Il ministro dell' Ambiente Alfonso Pecoraro Scanio ha incontrato una delegazione di assessori regionali ed ha assicurato la predisposizione di un provvedimento atto a "sospendere le ricadute immediate".

Inizialmente Alfonso Pecoraro Scanio aveva manifestato la decisa volontà di cancellare il provvedimento, ma dopo la netta opposizione di Confindustria, ora l’obiettivo di è spostato sull’ipotesi di specifici provvedimenti di sospensione in attesa di ulteriori revisioni.

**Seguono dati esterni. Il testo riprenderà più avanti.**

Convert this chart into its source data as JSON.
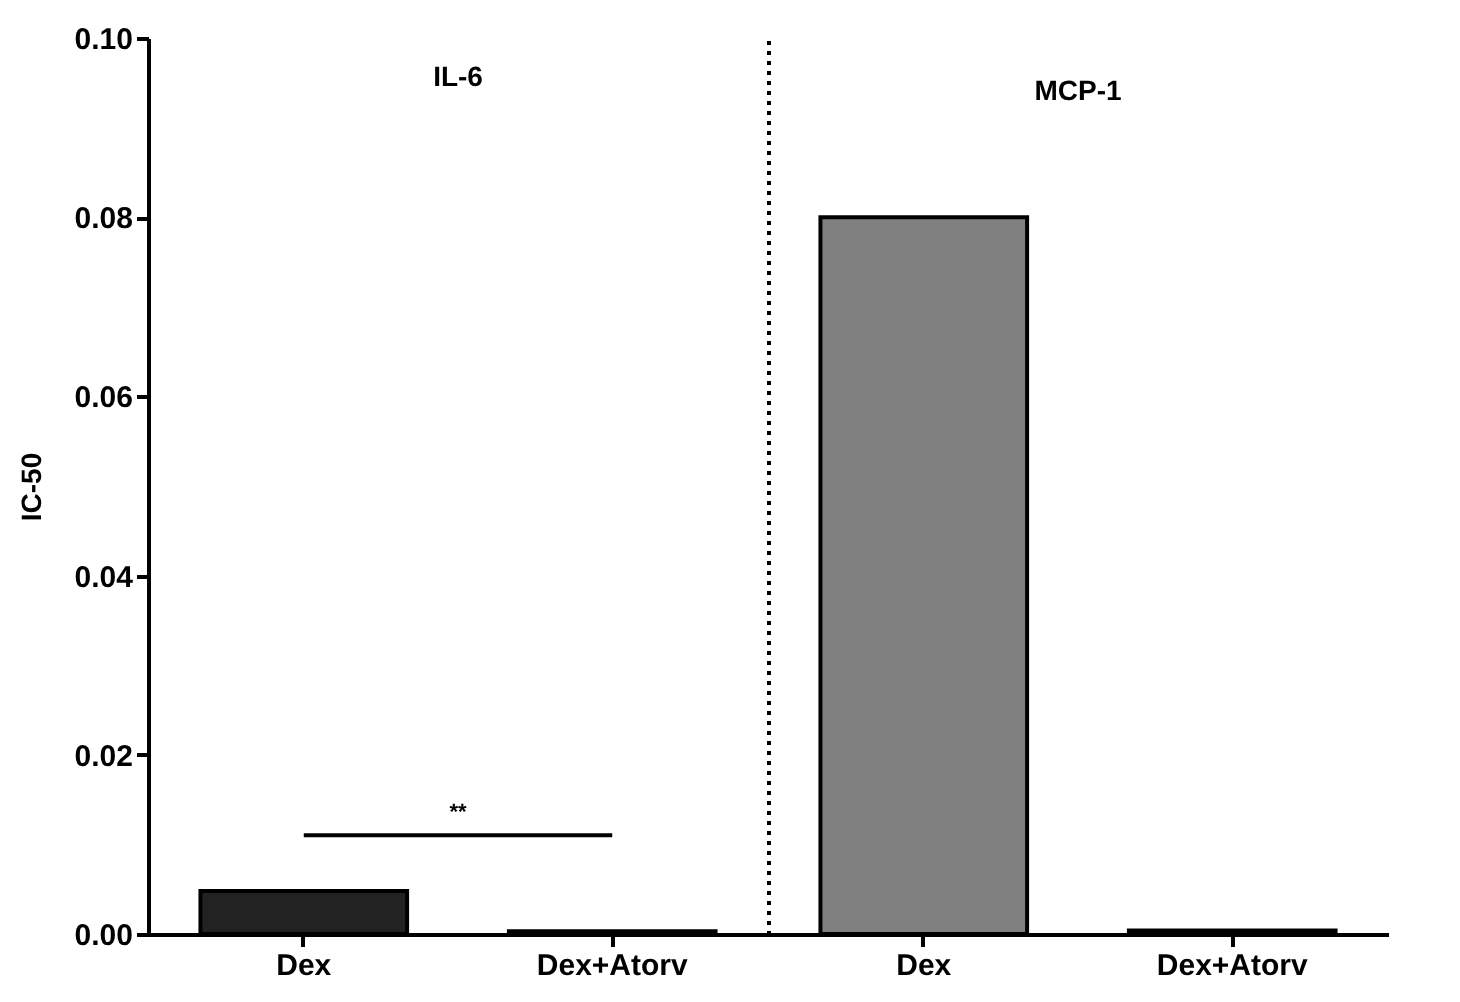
{
  "chart_data": [
    {
      "type": "bar",
      "title": "IL-6",
      "ylabel": "IC-50",
      "categories": [
        "Dex",
        "Dex+Atorv"
      ],
      "values": [
        0.0048,
        0.0003
      ],
      "colors": [
        "#222222",
        "#1a1a1a"
      ],
      "errors": [
        0.0002,
        null
      ],
      "annotations": [
        "**"
      ],
      "ylim": [
        0,
        0.1
      ],
      "yticks": [
        {
          "value": 0,
          "label": "0.00"
        },
        {
          "value": 0.02,
          "label": "0.02"
        },
        {
          "value": 0.04,
          "label": "0.04"
        },
        {
          "value": 0.06,
          "label": "0.06"
        },
        {
          "value": 0.08,
          "label": "0.08"
        },
        {
          "value": 0.1,
          "label": "0.10"
        }
      ],
      "grid": false
    },
    {
      "type": "bar",
      "title": "MCP-1",
      "categories": [
        "Dex",
        "Dex+Atorv"
      ],
      "values": [
        0.08,
        0.0004
      ],
      "colors": [
        "#808080",
        "#808080"
      ],
      "ylim": [
        0,
        0.1
      ],
      "tick_labels": "x",
      "grid": false
    }
  ]
}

Molte Regioni e Province hanno deciso di impugnare il Decreto Legislativo di fronte alla Corte Costituzionale e la Consulta esaminerà, il 21 giugno prossimo, la richiesta di sospensione presentata dalla Regione Emilia Romagna.
Il Presidente della Regione Emilia Romagna Vasco Errani ha dichiarato: " Siamo costretti ad accedere ancora una volta alla Corte Costituzionale perché di fatto non è stato possibile avviare un confronto effettivo su temi così delicati per l’assetto del territorio".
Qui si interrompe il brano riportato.